08 Temmuz 2014, 17:39
|
Mesaj No:2 |
Durumu: Medine No : 27691 Üyelik T.:
26 Nisan 2013 Arkadaşları:14 Cinsiyet:ANNE Memleket:ARZ Yaş:42 Mesaj:
2.423 Konular:
105 Beğenildi:97 Beğendi:4 Takdirleri:60 Takdir Et:
| Cevap: Kendini Tutanların Bayramı Alıntı: CaferTayar Üyemizden Alıntı
Meğer ne zor şu “kendini tutma” meselesi. İnsanın başına ne geliyorsa “kendini tutamadığı” için geliyor.

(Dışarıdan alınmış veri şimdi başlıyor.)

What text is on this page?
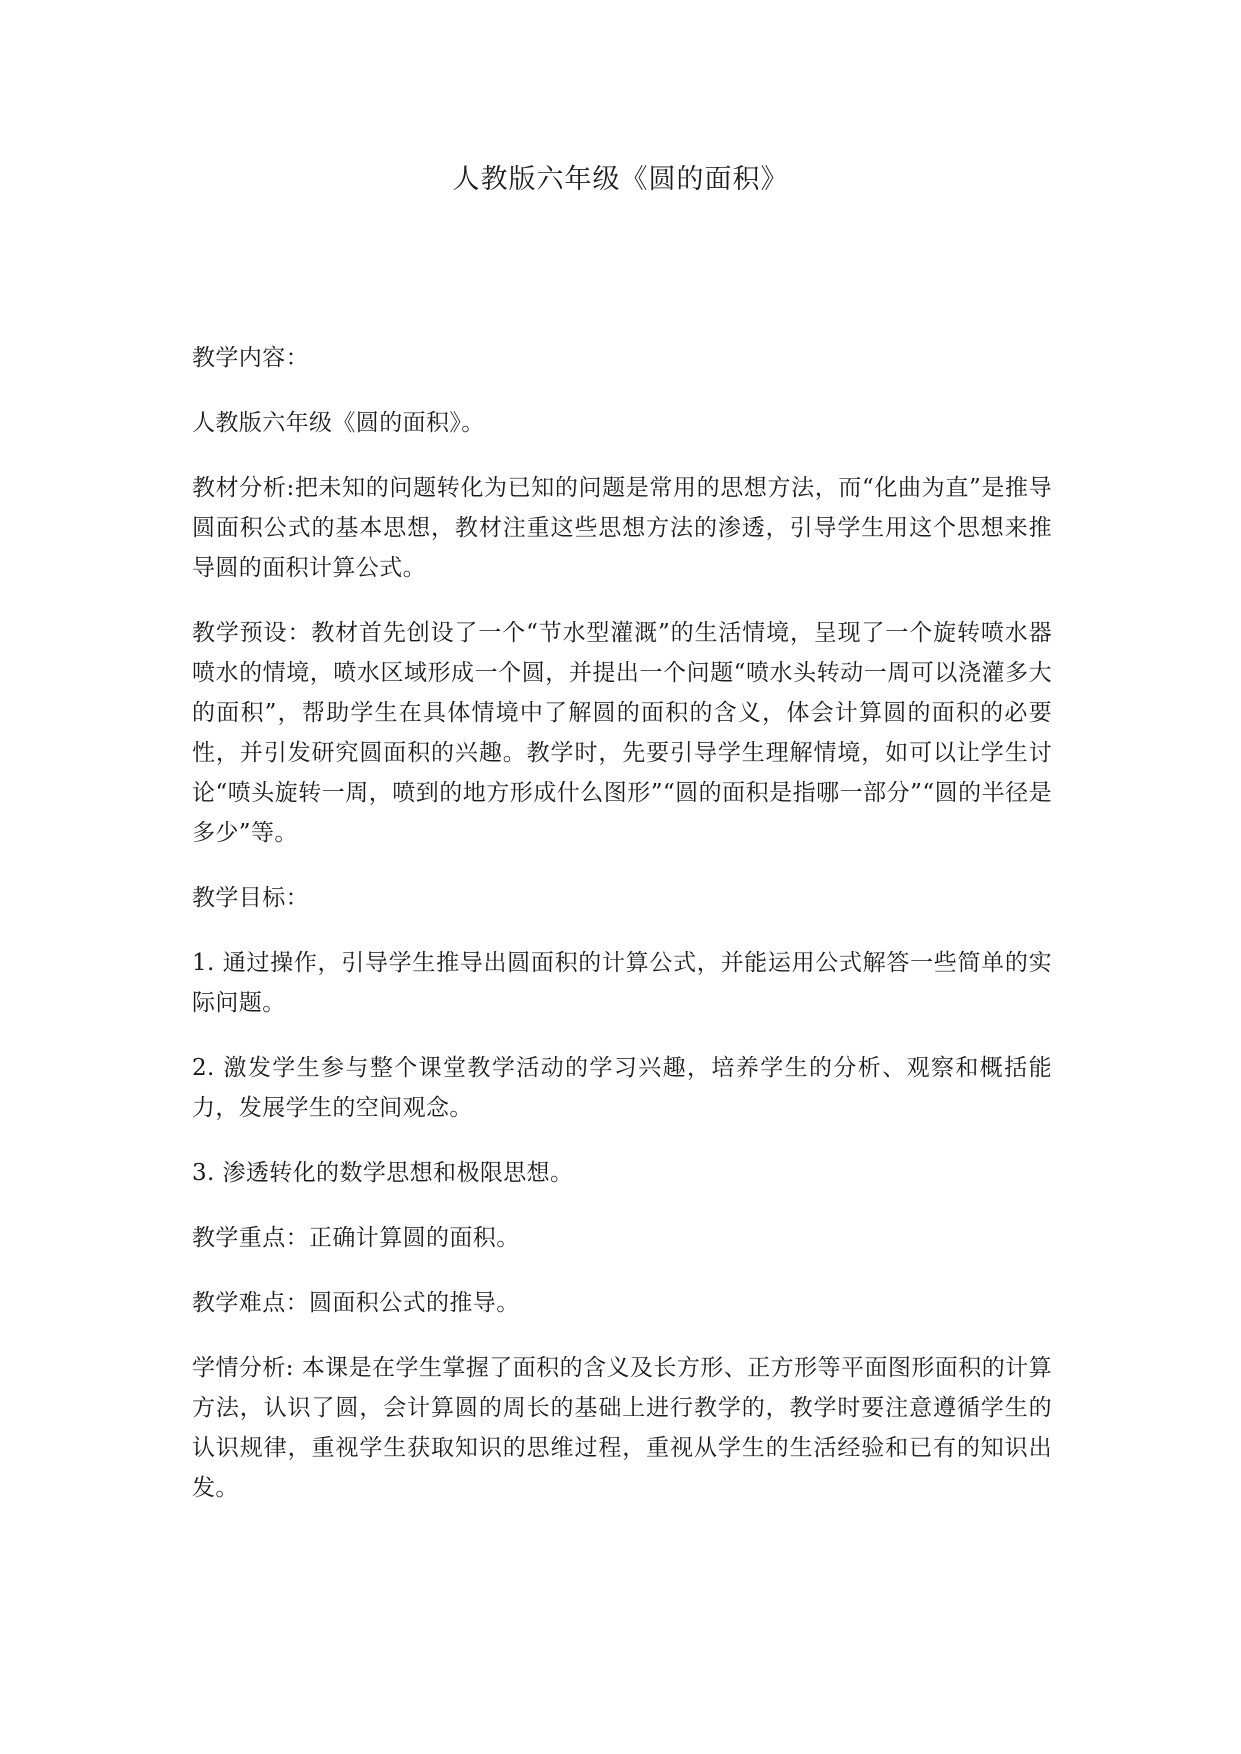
人教版六年级《圆的面积》

教学内容：

人教版六年级《圆的面积》。

教材分析:把未知的问题转化为已知的问题是常用的思想方法，而“化曲为直”是推导圆面积公式的基本思想，教材注重这些思想方法的渗透，引导学生用这个思想来推导圆的面积计算公式。

教学预设：教材首先创设了一个“节水型灌溉”的生活情境，呈现了一个旋转喷水器喷水的情境，喷水区域形成一个圆，并提出一个问题“喷水头转动一周可以浇灌多大的面积”，帮助学生在具体情境中了解圆的面积的含义，体会计算圆的面积的必要性，并引发研究圆面积的兴趣。教学时，先要引导学生理解情境，如可以让学生讨论“喷头旋转一周，喷到的地方形成什么图形”“圆的面积是指哪一部分”“圆的半径是多少”等。

教学目标：

1. 通过操作，引导学生推导出圆面积的计算公式，并能运用公式解答一些简单的实际问题。

2. 激发学生参与整个课堂教学活动的学习兴趣，培养学生的分析、观察和概括能力，发展学生的空间观念。

3. 渗透转化的数学思想和极限思想。

教学重点：正确计算圆的面积。

教学难点：圆面积公式的推导。

学情分析: 本课是在学生掌握了面积的含义及长方形、正方形等平面图形面积的计算方法，认识了圆，会计算圆的周长的基础上进行教学的，教学时要注意遵循学生的认识规律，重视学生获取知识的思维过程，重视从学生的生活经验和已有的知识出发。
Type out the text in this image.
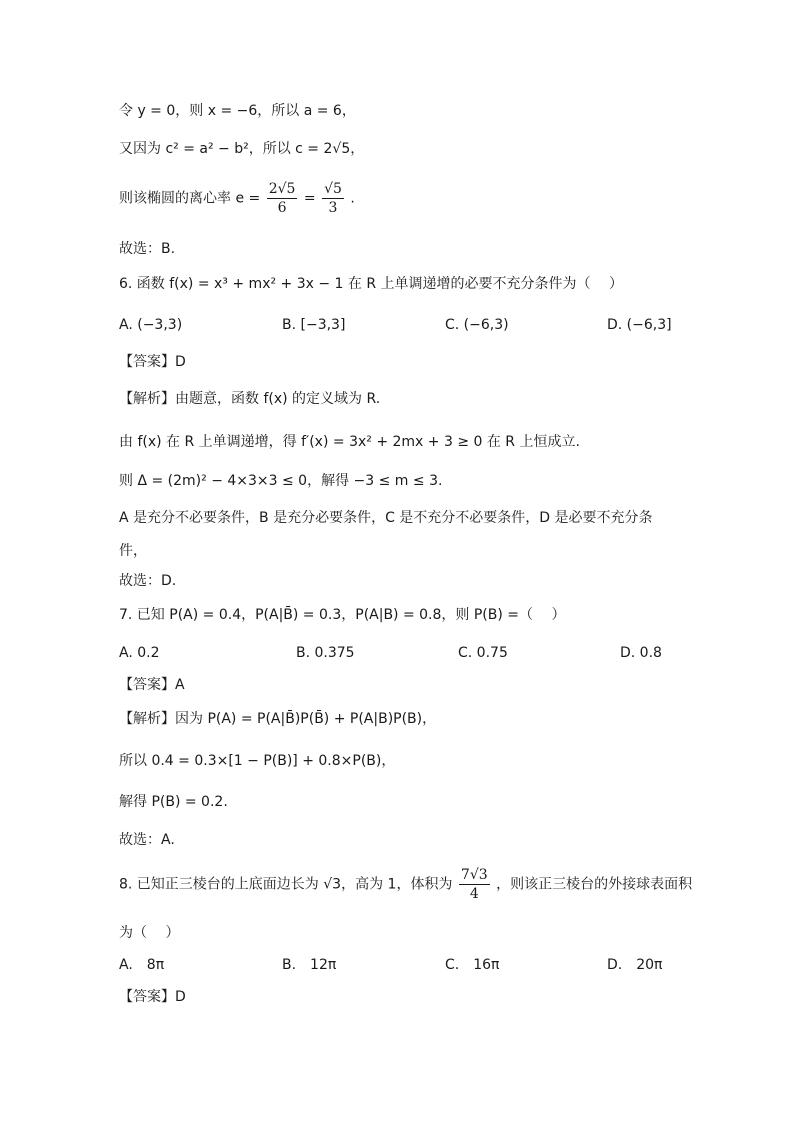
令 y = 0，则 x = −6，所以 a = 6，
又因为 c² = a² − b²，所以 c = 2√5，
则该椭圆的离心率 $e = \frac{2√5}{6} = \frac{√5}{3}$ .
故选：B.
6. 函数 f(x) = x³ + mx² + 3x − 1 在 R 上单调递增的必要不充分条件为（　 ）
A. (−3,3)	B. [−3,3]	C. (−6,3)	D. (−6,3]
【答案】D
【解析】由题意，函数 f(x) 的定义域为 R.
由 f(x) 在 R 上单调递增，得 f′(x) = 3x² + 2mx + 3 ≥ 0 在 R 上恒成立.
则 Δ = (2m)² − 4×3×3 ≤ 0，解得 −3 ≤ m ≤ 3.
A 是充分不必要条件，B 是充分必要条件，C 是不充分不必要条件，D 是必要不充分条
件，
故选：D.
7. 已知 P(A) = 0.4，P(A|B̄) = 0.3，P(A|B) = 0.8，则 P(B) =（　 ）
A. 0.2	B. 0.375	C. 0.75	D. 0.8
【答案】A
【解析】因为 P(A) = P(A|B̄)P(B̄) + P(A|B)P(B)，
所以 0.4 = 0.3×[1 − P(B)] + 0.8×P(B)，
解得 P(B) = 0.2.
故选：A.
8. 已知正三棱台的上底面边长为 √3，高为 1，体积为 $\frac{7√3}{4}$ ，则该正三棱台的外接球表面积
为（　 ）
A.　8π	B.　12π	C.　16π	D.　20π
【答案】D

Günahlar hep kendini tutamamanın ürünü.
Her caninin cinayeti kendini tutamadığı anına denk geliyor.
İnsan dilini tutamadığı zaman kırıyor ve kırılıyor.

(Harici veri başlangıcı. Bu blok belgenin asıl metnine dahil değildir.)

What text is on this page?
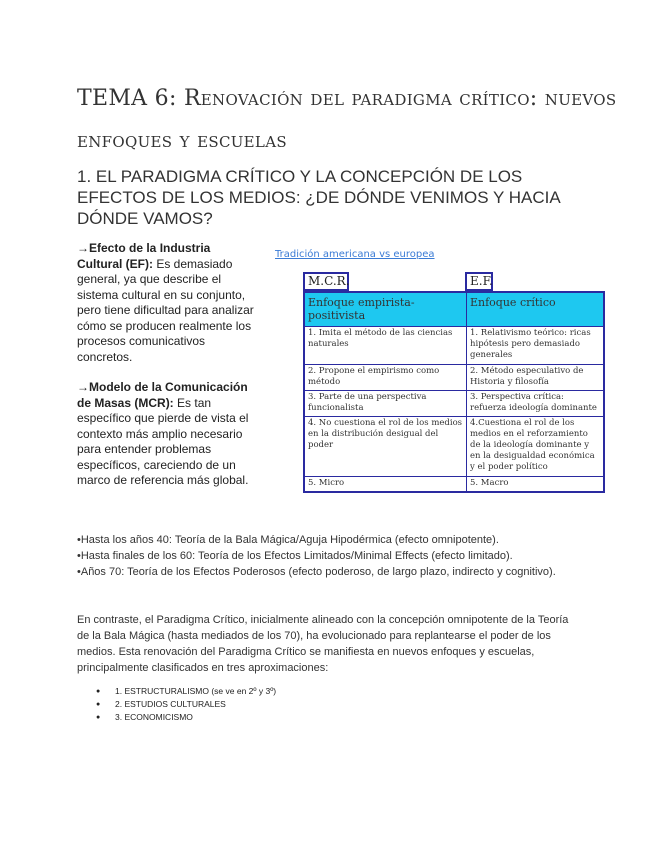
TEMA 6: Renovación del paradigma crítico: nuevos enfoques y escuelas
1. EL PARADIGMA CRÍTICO Y LA CONCEPCIÓN DE LOS EFECTOS DE LOS MEDIOS: ¿DE DÓNDE VENIMOS Y HACIA DÓNDE VAMOS?

→Efecto de la Industria Cultural (EF): Es demasiado general, ya que describe el sistema cultural en su conjunto, pero tiene dificultad para analizar cómo se producen realmente los procesos comunicativos concretos.

→Modelo de la Comunicación de Masas (MCR): Es tan específico que pierde de vista el contexto más amplio necesario para entender problemas específicos, careciendo de un marco de referencia más global.

Tradición americana vs europea
M.C.R.	E.F.
Enfoque empirista-positivista
Enfoque crítico
1. Imita el método de las ciencias naturales
1. Relativismo teórico: ricas hipótesis pero demasiado generales
2. Propone el empirismo como método
2. Método especulativo de Historia y filosofía
3. Parte de una perspectiva funcionalista
3. Perspectiva crítica: refuerza ideología dominante
4. No cuestiona el rol de los medios en la distribución desigual del poder
4.Cuestiona el rol de los medios en el reforzamiento de la ideología dominante y en la desigualdad económica y el poder político
5. Micro	5. Macro
•Hasta los años 40: Teoría de la Bala Mágica/Aguja Hipodérmica (efecto omnipotente).
•Hasta finales de los 60: Teoría de los Efectos Limitados/Minimal Effects (efecto limitado).
•Años 70: Teoría de los Efectos Poderosos (efecto poderoso, de largo plazo, indirecto y cognitivo).
En contraste, el Paradigma Crítico, inicialmente alineado con la concepción omnipotente de la Teoría de la Bala Mágica (hasta mediados de los 70), ha evolucionado para replantearse el poder de los medios. Esta renovación del Paradigma Crítico se manifiesta en nuevos enfoques y escuelas, principalmente clasificados en tres aproximaciones:
● 1. ESTRUCTURALISMO (se ve en 2º y 3º)
● 2. ESTUDIOS CULTURALES
● 3. ECONOMICISMO
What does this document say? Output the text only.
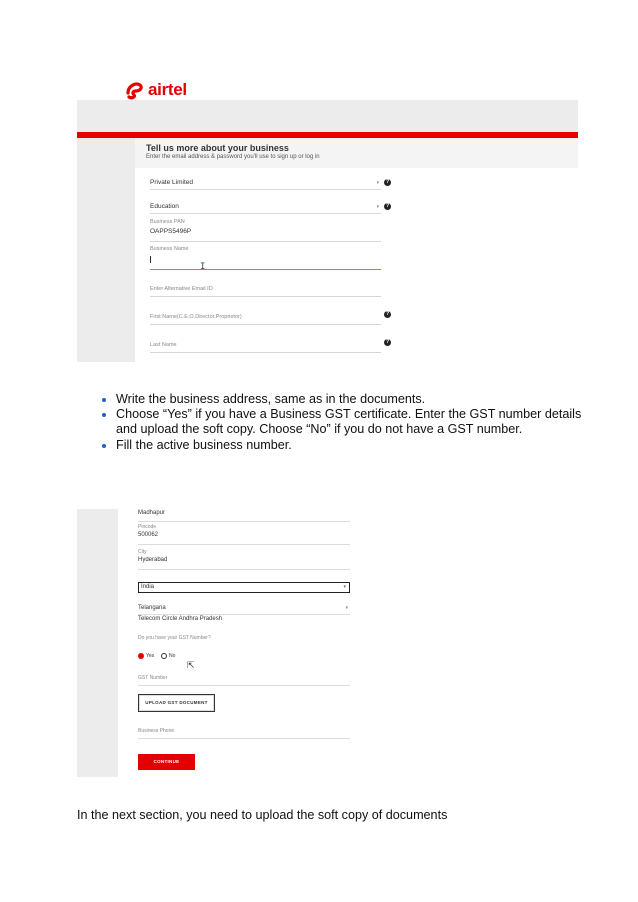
airtel
Tell us more about your business
Enter the email address & password you'll use to sign up or log in
Private Limited	▾	?
Education	▾	?
Business PAN
OAPPS5496P
Business Name
I
Enter Alternative Email ID
First Name(C.E.O,Director,Proprietor)	?
Last Name	?
• Write the business address, same as in the documents.
• Choose “Yes” if you have a Business GST certificate. Enter the GST number details and upload the soft copy. Choose “No” if you do not have a GST number.
• Fill the active business number.
Madhapur
Pincode
500062
City
Hyderabad
India	▾
Telangana	▾
Telecom Circle Andhra Pradesh
Do you have your GST Number?
Yes	No
⇱
GST Number
UPLOAD GST DOCUMENT
Business Phone
CONTINUE
In the next section, you need to upload the soft copy of documents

Elini tutamadığı zaman kırıyor, döküyor.
Kendini tutamadığı zaman, kendini yitiriyor, kendine yazık ediyor, kendinden geçiyor?

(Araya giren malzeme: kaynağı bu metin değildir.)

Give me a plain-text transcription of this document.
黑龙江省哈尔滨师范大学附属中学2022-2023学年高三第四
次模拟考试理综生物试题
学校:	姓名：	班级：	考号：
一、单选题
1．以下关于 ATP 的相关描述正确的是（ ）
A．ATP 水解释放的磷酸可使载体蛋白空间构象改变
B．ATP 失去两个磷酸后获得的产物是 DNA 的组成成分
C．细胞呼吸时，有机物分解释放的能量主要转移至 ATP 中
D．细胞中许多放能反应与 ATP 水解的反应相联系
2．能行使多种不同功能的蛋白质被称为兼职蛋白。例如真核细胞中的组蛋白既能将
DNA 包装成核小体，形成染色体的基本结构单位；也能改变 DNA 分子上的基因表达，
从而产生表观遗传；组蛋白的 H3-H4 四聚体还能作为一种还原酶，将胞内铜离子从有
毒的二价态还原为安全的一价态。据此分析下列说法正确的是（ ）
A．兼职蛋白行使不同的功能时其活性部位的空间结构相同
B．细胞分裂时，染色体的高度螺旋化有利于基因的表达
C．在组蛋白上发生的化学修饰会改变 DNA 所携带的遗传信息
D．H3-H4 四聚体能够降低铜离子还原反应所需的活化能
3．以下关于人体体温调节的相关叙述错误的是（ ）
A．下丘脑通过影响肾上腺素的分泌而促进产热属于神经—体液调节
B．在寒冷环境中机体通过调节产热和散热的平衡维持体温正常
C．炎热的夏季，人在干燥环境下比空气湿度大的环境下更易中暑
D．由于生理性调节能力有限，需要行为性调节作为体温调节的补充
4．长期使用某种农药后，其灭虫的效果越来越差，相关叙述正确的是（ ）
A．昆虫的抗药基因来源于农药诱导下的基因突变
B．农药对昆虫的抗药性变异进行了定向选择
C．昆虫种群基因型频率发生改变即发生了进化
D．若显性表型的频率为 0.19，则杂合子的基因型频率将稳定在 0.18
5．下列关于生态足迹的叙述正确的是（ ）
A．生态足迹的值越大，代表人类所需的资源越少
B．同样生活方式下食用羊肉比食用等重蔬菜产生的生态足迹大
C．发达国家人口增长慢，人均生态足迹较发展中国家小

Yani kendini tutamayan özne olamıyor, nesneleşiyor.
Hakim olamıyor, mahkum oluyor.
Sahip olamıyor, sahip olunuyor. Etken olamıyor, edilgenleşiyor.
Hayat atının sırtında duramıyor, aksine hayat atı onun sırtına biniyor.
İçgüdülerini dizginleyemiyor, aksine içgüdülerinin esiri oluyor.
Bilinçli davranamıyor, çünkü bilinci bilinçaltı tarafından denetleniyor.
Oysa ki bilinç, bilinçaltını denetimi altında tutması lazım.
Tersi olunca atla süvari konum değiştiriyor: Adam atın sırtında değil, at adamın sırtında oluyor.
Kendini tutmak adam işi, zor iş.
Oruç bizi işte bu zor işe çağırıyor.
Kendisini tuttuğumuzu sandığımız oruç, aslında bize kendimizi tutmayı öğretiyor.
Yeme ve içme güdümüzü, şehvet güdümüzü denetim altına almamızı öğütlüyor.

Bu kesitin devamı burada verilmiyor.